Hijli Detention Camp (now called Shaheed Bhavan, IIT Kharagpur), is a former detention camp operated during the period of British colonial rule in India. It is located in Hijli, beside Kharagpur (a part of former Hijli Kingdom), in the district of Midnapore West, West Bengal, India.

== History ==
The Hijli Detention Camp played a significant role in the Indian independence movement of the 19th and 20th centuries. The large numbers of those who participated in armed struggles or the non-cooperation movement against the British could not be accommodated in ordinary jails. The British colonial government decided to establish a few detention camps; the first one was located in Buxa Fort followed by the creation of Hijli Detention Camp in 1930. A significant moment in the Indian independence movement occurred at here in 1931 when two unarmed detainees, Santosh Kumar Mitra and Tarakeswar Sengupta, were shot dead by the Indian Imperial Police. Subhas Chandra Bose came to Hijli to collect their bodies for interment. Many Indian nationalists, including Nobel laureate Rabindranath Tagore, voiced strong protests against the British Raj over this incident. The firing which later known as "Hijli firing" is the only incident of police firing inside a detention camp.

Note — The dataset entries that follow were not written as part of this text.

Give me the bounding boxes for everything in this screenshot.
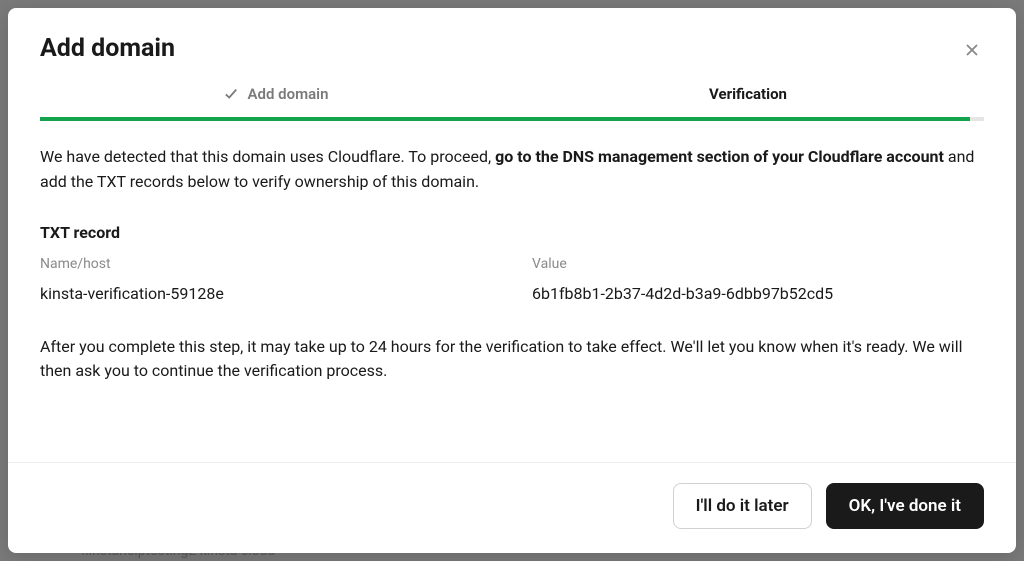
step-label: Add domain <box>248 85 329 103</box>
txt-record-title: TXT record <box>40 223 984 242</box>
step-verification[interactable]: Verification <box>512 85 984 117</box>
check-icon <box>224 87 238 101</box>
stepper: Add domain Verification <box>8 85 1016 117</box>
modal-title: Add domain <box>40 34 175 63</box>
intro-bold: go to the DNS management section of your… <box>495 147 944 166</box>
step-label: Verification <box>709 85 787 103</box>
close-icon <box>964 46 980 61</box>
add-domain-modal: Add domain Add domain Verification <box>8 8 1016 553</box>
do-later-button[interactable]: I'll do it later <box>673 483 812 529</box>
record-value-col: Value 6b1fb8b1-2b37-4d2d-b3a9-6dbb97b52c… <box>532 256 984 303</box>
modal-body: We have detected that this domain uses C… <box>8 121 1016 462</box>
record-name-label: Name/host <box>40 256 492 272</box>
record-value-label: Value <box>532 256 984 272</box>
step-add-domain[interactable]: Add domain <box>40 85 512 117</box>
txt-record-row: Name/host kinsta-verification-59128e Val… <box>40 256 984 303</box>
close-button[interactable] <box>960 38 984 65</box>
modal-footer: I'll do it later OK, I've done it <box>8 462 1016 553</box>
record-name-value: kinsta-verification-59128e <box>40 284 492 303</box>
note-text: After you complete this step, it may tak… <box>40 335 984 385</box>
modal-header: Add domain <box>8 8 1016 85</box>
intro-text: We have detected that this domain uses C… <box>40 145 984 195</box>
record-name-col: Name/host kinsta-verification-59128e <box>40 256 492 303</box>
record-value-value: 6b1fb8b1-2b37-4d2d-b3a9-6dbb97b52cd5 <box>532 284 984 303</box>
intro-prefix: We have detected that this domain uses C… <box>40 147 495 166</box>
ok-done-button[interactable]: OK, I've done it <box>826 483 984 529</box>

The detention camp was closed in 1937 and was reopened in 1940. In 1942 it was closed for the final time and the detainees were transferred elsewhere. During the Second World War it was occupied by the US Air Force. Today, the camp is also known for being the birthplace of Indian Institute of Technology – Kharagpur, which started in 1951.

== Facilities ==
The former detention camp now houses the Nehru Museum of Science and Technology, which occupies the original prison blocks and displays indoor scientific exhibits, including technical models loaned by national research institutes and an archive room of historical documents related to the camp and India's freedom struggle. Its surrounding park features fourteen open‑air exhibits, notably a retired Hawker Hunter fighter aircraft and a steam locomotive, illustrating mid‑20th‑century Indian technological and industrial heritage.

Adjacent to the museum, the heritage‑listed Hijli Shaheed Bhavan retains the camp's two‑storey Byzantine style facade, stone‑flagged corridors and central watchtower, preserved as a memorial to detainees and martyrs. A separate women's jail block is currently under restoration funded in 2017 by IIT Kharagpur and the state government with plans to convert it into a dedicated museum space honoring female freedom fighters from the Midnapore region.